Alix Garin, douceur de la nouvelle vague de la BD belge
Que Bruxelles peut être belle à la fin du mois d’avril. À ce moment de l’année, les cerisiers japonais arborent leurs fleurs roses et donnent parfois l’impression de déambuler dans une peinture. À Anderlecht, Alix Garin profite des derniers rayons du soleil dans son jardin, auprès de ses deux poules et de son chat, Ficelle. La jeune artiste publiait, en janvier 2021, sa première bande-dessinée intitulée « Ne m’oublie pas » aux éditions du Lombard. Portrait, à coeur ouvert, d’une illustratrice aux mains d’or.

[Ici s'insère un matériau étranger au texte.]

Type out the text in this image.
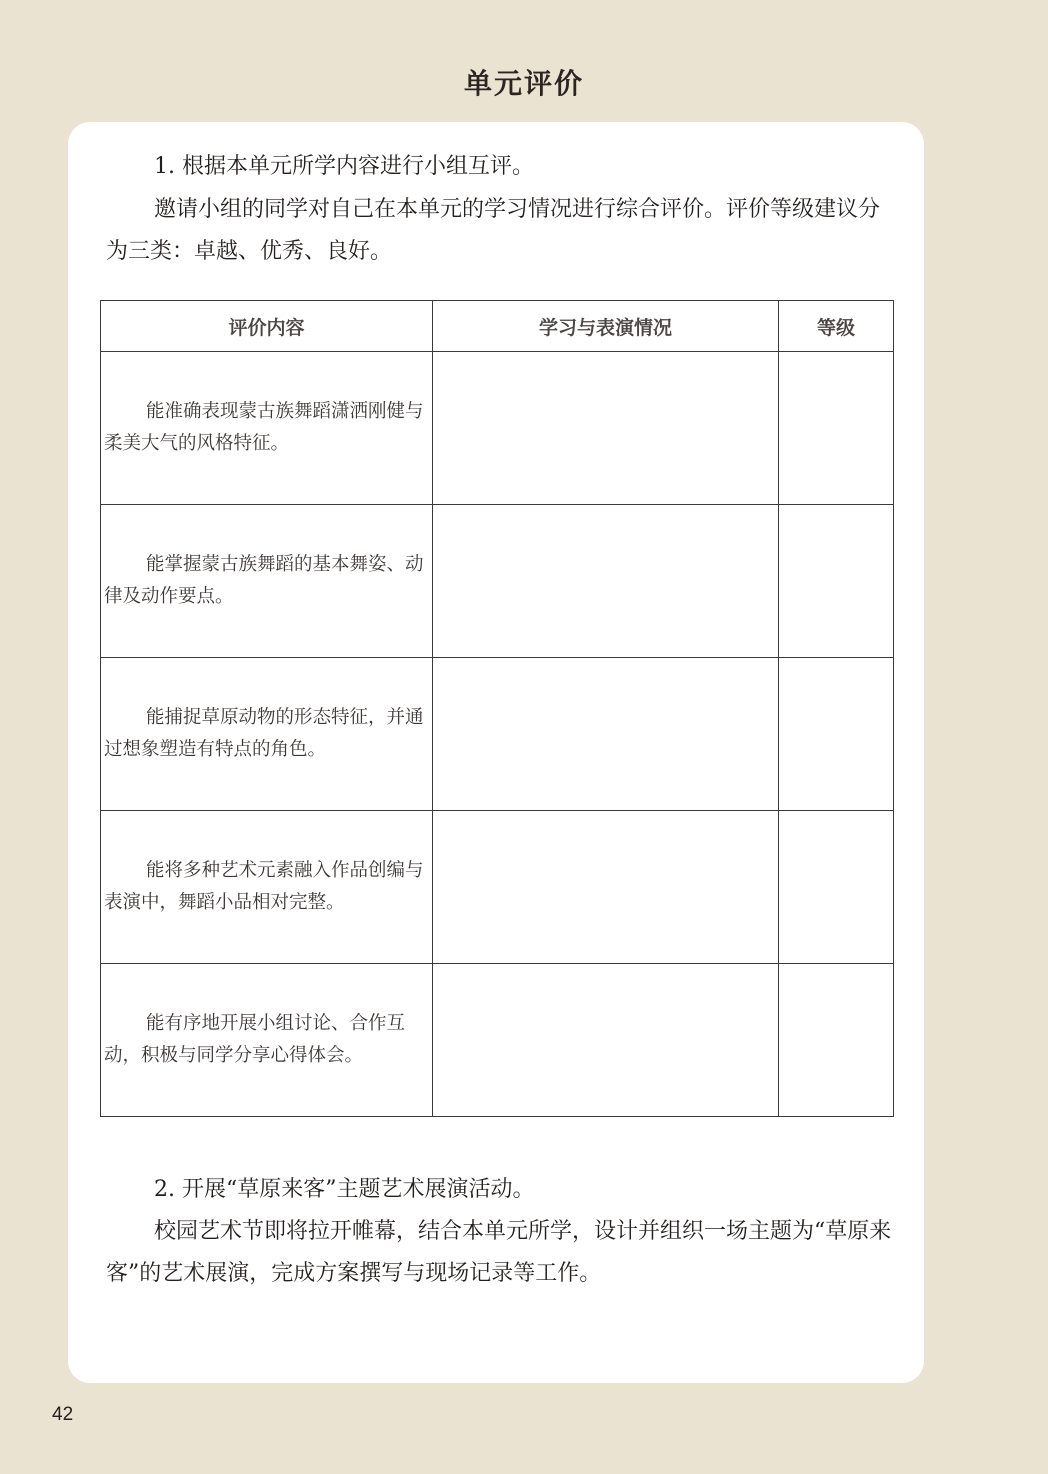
单元评价

1. 根据本单元所学内容进行小组互评。

邀请小组的同学对自己在本单元的学习情况进行综合评价。评价等级建议分为三类：卓越、优秀、良好。

评价内容	学习与表演情况	等级

能准确表现蒙古族舞蹈潇洒刚健与柔美大气的风格特征。		

能掌握蒙古族舞蹈的基本舞姿、动律及动作要点。		

能捕捉草原动物的形态特征，并通过想象塑造有特点的角色。		

能将多种艺术元素融入作品创编与表演中，舞蹈小品相对完整。		

能有序地开展小组讨论、合作互动，积极与同学分享心得体会。		

2. 开展“草原来客”主题艺术展演活动。

校园艺术节即将拉开帷幕，结合本单元所学，设计并组织一场主题为“草原来客”的艺术展演，完成方案撰写与现场记录等工作。

42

« Mes premiers souvenirs de BD, ça doit être le journal de Spirou. » Comme beaucoup d’enfants de son âge, la petite Alix Garin a probablement grandi au rythme du journal du célèbre groom, tournant chaque vendredi les pages de Jérôme K Jérôme Bloch, de Mélusine ou de Kid Paddle. Une petite vingtaine d’années plus tard, la jeune liégeoise publie son premier ouvrage après avoir obtenu son diplôme de bande-dessinée à Saint-Luc, dans sa ville natale. « J’ai appris la BD avant d’apprendre à écrire. J’avais cinq ou six quand une amie de ma mère a remarqué que je savais dessiner et m’a proposé de raconter une histoire. Ça a été le déclic. Aujourd’hui, je suis amie avec elle. » Depuis, Alix n’a plus lâché les crayons. À tel point que « Ne m’oublie pas » récolte les louanges par tout qui le lit.
Un tel succès n’a évidemment pas laissé la jeune artiste de marbre. « J’ai peur que mon deuxième album déçoive. » Évidemment, l’industrie de la bande-dessinée et son rythme de publication s’accélérant au cours des dernières années. Au-delà des attentes, se lancer dans une carrière d’illustratrice à la sortie des études demeure du saut dans le vide. « C’est terrifiant de rentrer dans le monde professionnel. On ne m’avait jamais parlé ni préparé à ça pendant mes études. Je trouvais ça super difficile d’avoir 21 ans et de faire le métro-boulot-dodo qu’on nous a toujours mal vendu. C’est un sujet dont on ne nous parle pas assez. Il faut faire le deuil d’une certaine légèreté. »
À cet égard, Alix Garin a un message à faire passer à sa génération en quête d’un chemin artistique. « Si c’est vraiment une flamme qui brûle en vous, ça marchera ! Je crois aux vocations. Il faut savoir ce que l’on veut et viser haut. Instinctivement, si l’on sait où l’on va, on prend les bonnes décisions. » Une génération dont elle estime que le monde de la BD aura besoin : « Il manque un nouveau souffle au monde de la bande-dessinée en Belgique. La nouvelle génération doit arriver. La BD cartonne en librairie, en tant qu’art également, et ce serait bien qu’on ait de nouveaux regards, de nouveaux sujets, de considérer la BD purement en tant qu’art et pas en tant que produits dérivés. »
Alix Garin est une artiste qui aime prendre le temps « parce que la création d’une BD, c’est une course de fond ». Pour ça, elle a travaillé plusieurs mois, les soirs et les week-ends après son emploi à temps plein. « J’aime bien scinder chaque étape. J’écris d’abord le scénario, et puis le storyboard – 200 planches d’un coup, ensuite je fais tout l’encrage et je termine par la couleur. »
Et puis, du fait de sa jeunesse, Alix Garin voit aussi le monde de la BD d’un œil critique, porté vers l’avenir. « Je pense que la BD est reconnue à sa juste valeur aujourd’hui et a gagné ses lettres de noblesse. Mais je pense aussi qu’il faut moins publier. Il y a plus de 5.000 titres qui sortent par an, c’est beaucoup trop. Personne ne peut lire ça. C’est le business-plan de la BD qui doit changer. » Une pensée qu’elle résume en trois mots : « Décroissance, décroissance, décroissance. »
L’avenir du neuvième art semble aussi radieux que l’été qui vient, sur le plat pays. Alix Garin n’a surement pas l’égo assez grand que pour s’estimer comme un symbole de cette nouvelle génération d’artistes belges. Et c’est peut-être tant mieux, car cette génération n’aura pas besoin de symbole, tant elle s’annonce désireuse de changer la donne.